Beide Komponisten waren Ende 20, als sie die ersten Ideen zu den Konzerten hatten, beide haben für Freunde komponiert – Mendelssohn für Ferdinand David, Britten für den Spanier Antonio Brosa. Beide Konzerte sind lyrisch-virtuos gehalten und die Konzertform ist ungewöhnlich gestaltet.

Mäßiges Feuer bei Mendelssohn

Bei Mendelssohn finden der Schweizer und die Liverpooler allerdings noch nicht zu einer gemeinsamen Sprache. Sie spielen ruhig, fast zu ruhig: Mendelssohns ständige Unrast fehlt. Bohren spielt kultiviert, hat einen feinen, nicht zu süßen Ton, artikuliert sprechend. Das Orchester begleitet zu wenig differenziert. Bohrens eher klassisch angelegtes Solo wird auf romantischer Sauce serviert.

Britten aus einem Guss

Ganz anders das Klangbild bei Britten: Orchester und Solist haben eine gemeinsame und klare Vorstellung. Sie spielen markiert, farbenreich, der Solist kann seine ganze Ausdruckspalette nutzen. Britten sagte damals über sein Violinkonzert: "So far it is without question my best piece. It is rather serious, I'm afraid – but it's got some tunes in it!" Ernsthaftigkeit und melodische Kraft kommen sehr gut heraus in dieser Aufnahme.

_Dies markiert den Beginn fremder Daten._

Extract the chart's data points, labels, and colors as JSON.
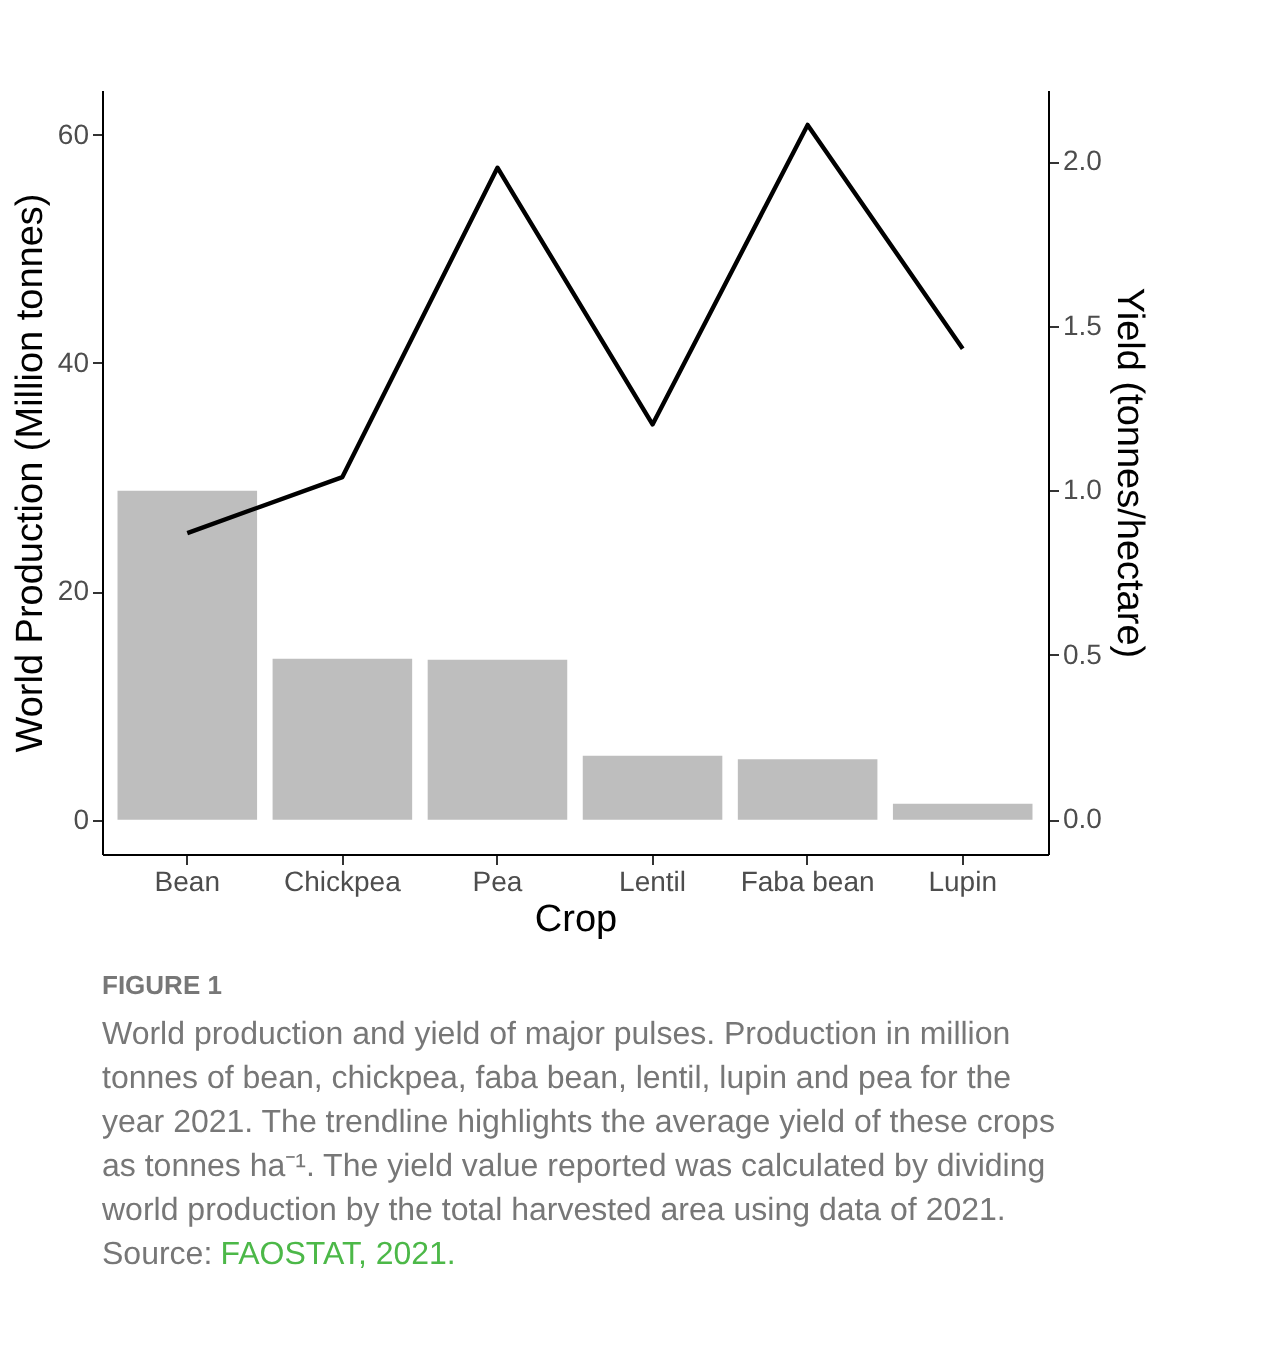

Liebe und Krieg sind der Hintergrund dieses Werkes und zu allem hat Sebastian Bohren etwas zu sagen. Er ist ungefähr im selben Alter wie Britten damals! Er macht aus dem Konzert kein Schaustück, sondern nimmt die Extreme im Ausdruck ernst. Eines der großen Violinkonzerte des 20. Jahrhunderts erfährt eine gültige Interpretation.

Romantische Zugabe

Peter Tschaikowskys Sérénade mélancolique – eine Fingerübung zum Violinkonzert – rundet das Album romantisch ab. Hier treffen sich Sebastian Bohren und das Royal Liverpool Orchestra im romantischen Ton und finden auch den Frieden, den uns Britten am Ende seines Konzerts nicht finden lässt.